Direction: Apichatpong Weerasethakul
Country: Colombia / Thailand / other
In Memoria, the most recent film by Thai writer-director Apichatpong Weerasethakul (Uncle Boonmee Who Recalls His Past Lives, 2010; Cemetery of Splendor, 2015), Tilda Swinton plays Jessica Holland, a Scottish woman in search for the meaning of hearing a particular sound in Bogotá, Colombia. She left Medellin, where she lives, to visit her sister Karen (Agnes Brekke), who is in the hospital with an unidentified illness. One night she wakes up in the middle of the night due to a sudden, intense bang that repeats the following days. Insomniac, she decides to go after it.
At once sensory and spiritual, this contemplative mystery of a movie plays like a journey filled with uncanny signs, philosophical quests, and revealing encounters.
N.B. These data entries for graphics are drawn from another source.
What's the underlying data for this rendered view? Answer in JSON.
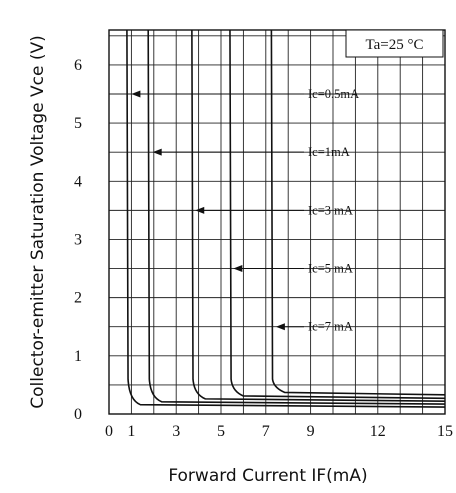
{
  "chart_data": {
    "type": "line",
    "title": "",
    "xlabel": "Forward Current IF(mA)",
    "ylabel": "Collector-emitter Saturation Voltage Vce (V)",
    "xlim": [
      0,
      15
    ],
    "ylim": [
      0,
      6.6
    ],
    "x_ticks": [
      0,
      1,
      3,
      5,
      7,
      9,
      12,
      15
    ],
    "x_tick_labels": [
      "0",
      "1",
      "3",
      "5",
      "7",
      "9",
      "12",
      "15"
    ],
    "y_ticks": [
      0,
      1,
      2,
      3,
      4,
      5,
      6
    ],
    "y_tick_labels": [
      "0",
      "1",
      "2",
      "3",
      "4",
      "5",
      "6"
    ],
    "grid": true,
    "condition": "Ta=25 °C",
    "series": [
      {
        "name": "Ic=0.5mA",
        "knee": 0.8,
        "floor": 0.12,
        "x": [
          0.8,
          0.85,
          1,
          2,
          4,
          8,
          15
        ],
        "values": [
          6.6,
          0.4,
          0.26,
          0.2,
          0.17,
          0.15,
          0.13
        ]
      },
      {
        "name": "Ic=1mA",
        "knee": 1.75,
        "floor": 0.17,
        "x": [
          1.75,
          1.8,
          2,
          3,
          5,
          10,
          15
        ],
        "values": [
          6.6,
          0.45,
          0.3,
          0.23,
          0.2,
          0.18,
          0.17
        ]
      },
      {
        "name": "Ic=3 mA",
        "knee": 3.7,
        "floor": 0.22,
        "x": [
          3.7,
          3.75,
          4,
          5,
          7,
          11,
          15
        ],
        "values": [
          6.6,
          0.55,
          0.35,
          0.28,
          0.25,
          0.23,
          0.22
        ]
      },
      {
        "name": "Ic=5 mA",
        "knee": 5.4,
        "floor": 0.27,
        "x": [
          5.4,
          5.45,
          5.7,
          7,
          9,
          12,
          15
        ],
        "values": [
          6.6,
          0.6,
          0.4,
          0.32,
          0.3,
          0.28,
          0.27
        ]
      },
      {
        "name": "Ic=7 mA",
        "knee": 7.25,
        "floor": 0.33,
        "x": [
          7.25,
          7.3,
          7.5,
          9,
          11,
          13,
          15
        ],
        "values": [
          6.6,
          0.65,
          0.45,
          0.38,
          0.36,
          0.34,
          0.33
        ]
      }
    ],
    "annotations": [
      {
        "text": "Ic=0.5mA",
        "x": 1.0,
        "y": 5.5
      },
      {
        "text": "Ic=1mA",
        "x": 1.95,
        "y": 4.5
      },
      {
        "text": "Ic=3 mA",
        "x": 3.85,
        "y": 3.5
      },
      {
        "text": "Ic=5 mA",
        "x": 5.55,
        "y": 2.5
      },
      {
        "text": "Ic=7 mA",
        "x": 7.45,
        "y": 1.5
      }
    ]
  }
}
No one can guess where it leads. The spoken language may have changed but Weerasthekul’s cinematic attributes remain strangely hypnotic. Although uncreepy, the film probes otherworldly interactions and references past lives with a perceptive lyrical sense. It’s about life and death; past and present; animism and trauma; about how humans connect with each other and the multiple mysteries of the universe.
More than mind-blowing, Memoria is an original piece of cinema that, keenly shot and oddly paced, rewards patient viewers with an openness to the intangible. If cinema is about being transported to another realm and dimension, Weerasethakul is unrivaled as a helmsman.